On the non-food end of the delivery service spectrum, consumers and merchants can be vulnerable to courier fraud.
As with food delivery services, merchants can also face chargeback abuse when shipping their goods out to customers. In the delivery-specific version of friendly fraud, a customer will simply claim that the shipping company never delivered the product and request a refund while keeping the product for themselves. In this scenario, merchants lose out on shipping fees, merchandise, and revenue.
Fraudsters can also take advantage of everyday people by sending an SMS message or email claiming to need information for an important delivery. While the victim believes the message came from a legitimate shipping company, this is actually a phishing or smishing scam designed to social engineer people out of sensitive information like residential addresses, email addresses, phone numbers, full names, and even financial information.
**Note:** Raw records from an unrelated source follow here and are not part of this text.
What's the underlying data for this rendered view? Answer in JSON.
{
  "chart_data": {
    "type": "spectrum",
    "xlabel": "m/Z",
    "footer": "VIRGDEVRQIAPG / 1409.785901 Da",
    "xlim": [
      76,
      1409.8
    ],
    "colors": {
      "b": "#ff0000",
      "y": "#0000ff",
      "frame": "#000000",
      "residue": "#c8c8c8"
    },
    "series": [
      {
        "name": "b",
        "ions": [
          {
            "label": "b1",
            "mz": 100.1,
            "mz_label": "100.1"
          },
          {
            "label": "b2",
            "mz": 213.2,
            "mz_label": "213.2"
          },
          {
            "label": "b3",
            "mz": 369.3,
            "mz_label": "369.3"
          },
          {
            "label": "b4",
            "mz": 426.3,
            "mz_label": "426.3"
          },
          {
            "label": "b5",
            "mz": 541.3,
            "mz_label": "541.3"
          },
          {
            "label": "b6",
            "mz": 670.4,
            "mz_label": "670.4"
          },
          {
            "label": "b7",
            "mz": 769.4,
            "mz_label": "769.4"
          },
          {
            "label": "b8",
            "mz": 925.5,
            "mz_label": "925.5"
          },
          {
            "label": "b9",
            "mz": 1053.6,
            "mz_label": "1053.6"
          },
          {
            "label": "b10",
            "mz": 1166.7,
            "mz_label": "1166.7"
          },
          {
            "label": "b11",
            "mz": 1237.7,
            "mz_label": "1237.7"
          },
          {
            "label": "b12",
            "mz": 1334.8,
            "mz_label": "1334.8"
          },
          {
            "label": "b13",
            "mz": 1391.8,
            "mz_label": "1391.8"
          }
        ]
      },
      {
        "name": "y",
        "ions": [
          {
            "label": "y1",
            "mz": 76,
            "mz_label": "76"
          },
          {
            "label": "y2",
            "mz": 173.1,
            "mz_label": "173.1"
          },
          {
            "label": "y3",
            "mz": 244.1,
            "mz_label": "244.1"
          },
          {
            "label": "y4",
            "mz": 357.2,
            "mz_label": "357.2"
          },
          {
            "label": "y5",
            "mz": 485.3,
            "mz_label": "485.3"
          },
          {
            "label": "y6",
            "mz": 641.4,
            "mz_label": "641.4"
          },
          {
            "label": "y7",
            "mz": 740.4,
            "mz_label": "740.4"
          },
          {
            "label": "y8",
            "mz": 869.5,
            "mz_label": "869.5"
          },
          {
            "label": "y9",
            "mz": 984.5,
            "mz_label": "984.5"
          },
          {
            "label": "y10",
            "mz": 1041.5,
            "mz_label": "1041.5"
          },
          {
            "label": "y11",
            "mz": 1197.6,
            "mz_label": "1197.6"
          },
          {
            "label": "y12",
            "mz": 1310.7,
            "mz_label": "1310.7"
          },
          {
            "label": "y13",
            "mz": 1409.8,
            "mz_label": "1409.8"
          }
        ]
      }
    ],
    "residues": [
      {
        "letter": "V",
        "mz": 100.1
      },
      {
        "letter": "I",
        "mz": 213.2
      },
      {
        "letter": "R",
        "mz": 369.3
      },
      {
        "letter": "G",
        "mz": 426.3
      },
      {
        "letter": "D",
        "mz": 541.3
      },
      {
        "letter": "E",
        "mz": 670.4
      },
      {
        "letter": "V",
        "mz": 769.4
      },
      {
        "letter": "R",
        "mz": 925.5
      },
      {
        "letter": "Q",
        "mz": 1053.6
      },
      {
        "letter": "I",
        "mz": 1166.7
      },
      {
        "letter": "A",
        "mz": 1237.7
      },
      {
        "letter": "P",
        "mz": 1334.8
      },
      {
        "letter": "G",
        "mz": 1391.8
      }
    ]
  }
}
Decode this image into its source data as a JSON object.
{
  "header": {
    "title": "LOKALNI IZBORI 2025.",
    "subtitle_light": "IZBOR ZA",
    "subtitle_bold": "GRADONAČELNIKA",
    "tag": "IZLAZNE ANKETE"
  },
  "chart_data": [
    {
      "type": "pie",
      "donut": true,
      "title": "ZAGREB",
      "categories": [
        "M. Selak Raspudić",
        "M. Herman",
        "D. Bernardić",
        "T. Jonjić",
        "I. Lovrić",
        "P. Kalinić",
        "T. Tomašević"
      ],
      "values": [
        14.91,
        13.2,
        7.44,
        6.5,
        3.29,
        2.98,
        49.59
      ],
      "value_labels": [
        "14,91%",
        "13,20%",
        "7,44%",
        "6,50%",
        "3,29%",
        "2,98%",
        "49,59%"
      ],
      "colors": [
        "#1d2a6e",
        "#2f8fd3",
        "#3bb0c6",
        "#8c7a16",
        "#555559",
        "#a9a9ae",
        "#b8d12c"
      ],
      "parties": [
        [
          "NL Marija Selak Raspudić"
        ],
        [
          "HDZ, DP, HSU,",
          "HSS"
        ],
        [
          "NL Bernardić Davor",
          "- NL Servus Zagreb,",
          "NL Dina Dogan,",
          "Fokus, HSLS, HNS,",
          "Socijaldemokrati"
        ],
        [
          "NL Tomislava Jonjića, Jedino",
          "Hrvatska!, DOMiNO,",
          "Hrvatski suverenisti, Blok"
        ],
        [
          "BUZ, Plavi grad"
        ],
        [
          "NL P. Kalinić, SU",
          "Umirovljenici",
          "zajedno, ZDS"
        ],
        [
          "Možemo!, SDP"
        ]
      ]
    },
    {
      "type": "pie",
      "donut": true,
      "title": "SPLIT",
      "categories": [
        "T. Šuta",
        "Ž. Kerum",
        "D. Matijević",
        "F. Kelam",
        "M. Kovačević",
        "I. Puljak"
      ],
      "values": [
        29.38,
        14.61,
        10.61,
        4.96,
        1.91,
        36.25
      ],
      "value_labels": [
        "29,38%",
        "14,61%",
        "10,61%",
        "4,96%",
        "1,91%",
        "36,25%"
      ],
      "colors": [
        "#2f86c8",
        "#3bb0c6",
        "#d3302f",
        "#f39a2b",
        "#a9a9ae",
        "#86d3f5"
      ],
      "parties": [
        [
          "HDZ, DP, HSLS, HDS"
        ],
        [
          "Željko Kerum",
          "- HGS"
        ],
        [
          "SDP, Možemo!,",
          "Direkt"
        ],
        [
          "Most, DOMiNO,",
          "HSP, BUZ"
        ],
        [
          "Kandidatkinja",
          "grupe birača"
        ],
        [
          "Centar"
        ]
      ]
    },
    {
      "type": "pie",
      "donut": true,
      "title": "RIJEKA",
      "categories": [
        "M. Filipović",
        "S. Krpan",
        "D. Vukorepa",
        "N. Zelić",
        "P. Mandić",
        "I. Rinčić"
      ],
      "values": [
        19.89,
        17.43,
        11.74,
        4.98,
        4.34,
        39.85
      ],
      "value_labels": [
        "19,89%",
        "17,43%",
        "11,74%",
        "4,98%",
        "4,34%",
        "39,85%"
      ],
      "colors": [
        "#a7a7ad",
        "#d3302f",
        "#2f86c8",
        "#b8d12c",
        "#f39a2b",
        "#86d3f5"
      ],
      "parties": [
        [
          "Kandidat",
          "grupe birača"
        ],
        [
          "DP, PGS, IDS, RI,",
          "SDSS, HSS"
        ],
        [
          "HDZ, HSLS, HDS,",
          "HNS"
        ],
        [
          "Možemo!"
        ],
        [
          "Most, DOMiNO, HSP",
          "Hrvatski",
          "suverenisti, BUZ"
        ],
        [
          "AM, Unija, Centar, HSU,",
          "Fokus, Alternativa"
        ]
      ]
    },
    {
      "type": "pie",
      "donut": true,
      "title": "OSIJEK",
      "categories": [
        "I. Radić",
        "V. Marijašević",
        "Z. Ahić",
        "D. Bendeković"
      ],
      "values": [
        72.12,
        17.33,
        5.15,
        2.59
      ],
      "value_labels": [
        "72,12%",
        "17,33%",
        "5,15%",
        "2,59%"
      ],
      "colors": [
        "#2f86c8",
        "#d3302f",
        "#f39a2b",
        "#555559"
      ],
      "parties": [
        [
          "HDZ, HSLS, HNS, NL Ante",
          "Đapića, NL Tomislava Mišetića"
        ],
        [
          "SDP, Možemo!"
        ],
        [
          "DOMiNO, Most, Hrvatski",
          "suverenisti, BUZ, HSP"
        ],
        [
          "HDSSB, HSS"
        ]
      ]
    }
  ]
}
The fraudster then sells or uses this personal information to further scam their victims out of money and other assets. In the worst cases, this type of fraud could lead to identity theft.
In another version of this delivery fraud, a fake delivery notice may urge the recipient to download an attachment or click a link, at which point the fraudster can infect the computer with malware.
People worried that they may miss a real delivery should navigate directly to their shipping company’s official website to check their notifications or tracking code and update their delivery preferences.
Informed delivery fraud happens when someone enters another person’s address into the USPS “Informed Delivery” service with their own contact information. Using this service, fraudsters can essentially spy on a given person’s incoming mail. They can use this information to steal incoming packages, time phishing messages more accurately, or even open a credit card account in the victim’s name and steal the new card when it arrives in the mail.
Residents can keep themselves safe from this type of fraud by creating their own Informed Delivery account–essentially taking the option away from a fraudster. People who suspect that a fraudster is monitoring their mail should reach out to USPS for help.
There are a few fraud prevention best practices that can protect merchants and consumers alike from scams.
Users should enable two- or multi-factor authentication on their food delivery and financial accounts for an extra layer of protection. Additionally, people should be wary of any unexpected email or text message, even if it appears to be from a legitimate source. For example, in the case of the fake delivery notification scam, it would be wise to call the post office or shipping company named directly to verify the information.
It can also be helpful to report any incidents of fraud to the bank, app, or shipping company involved. Using the phishing/smishing scams as an example, if a certain shipping company knows that their customers are being targeted, they can send out official communications warning people of the scam. Delivery apps may be able to red-flag or ban certain driver accounts if they receive reports of wrongdoing.
Merchants can be on the lookout for unusual buying activity, large orders, or orders with many expensive menu items. In addition, merchants can protect themselves from chargeback abuse by keeping thorough records and working with delivery apps that take friendly fraud seriously.
Lastly, delivery apps can protect themselves and their customers by using spoof-resistant location technology to reliably verify the location of their drivers.
The food delivery and shipping economies have undoubtedly made life easier, but that ease doesn’t have to come at the expense of safe transacting. Following best practices and investing in spoof-resistant location identity solutions is one of the best ways to keep merchants and clients safe.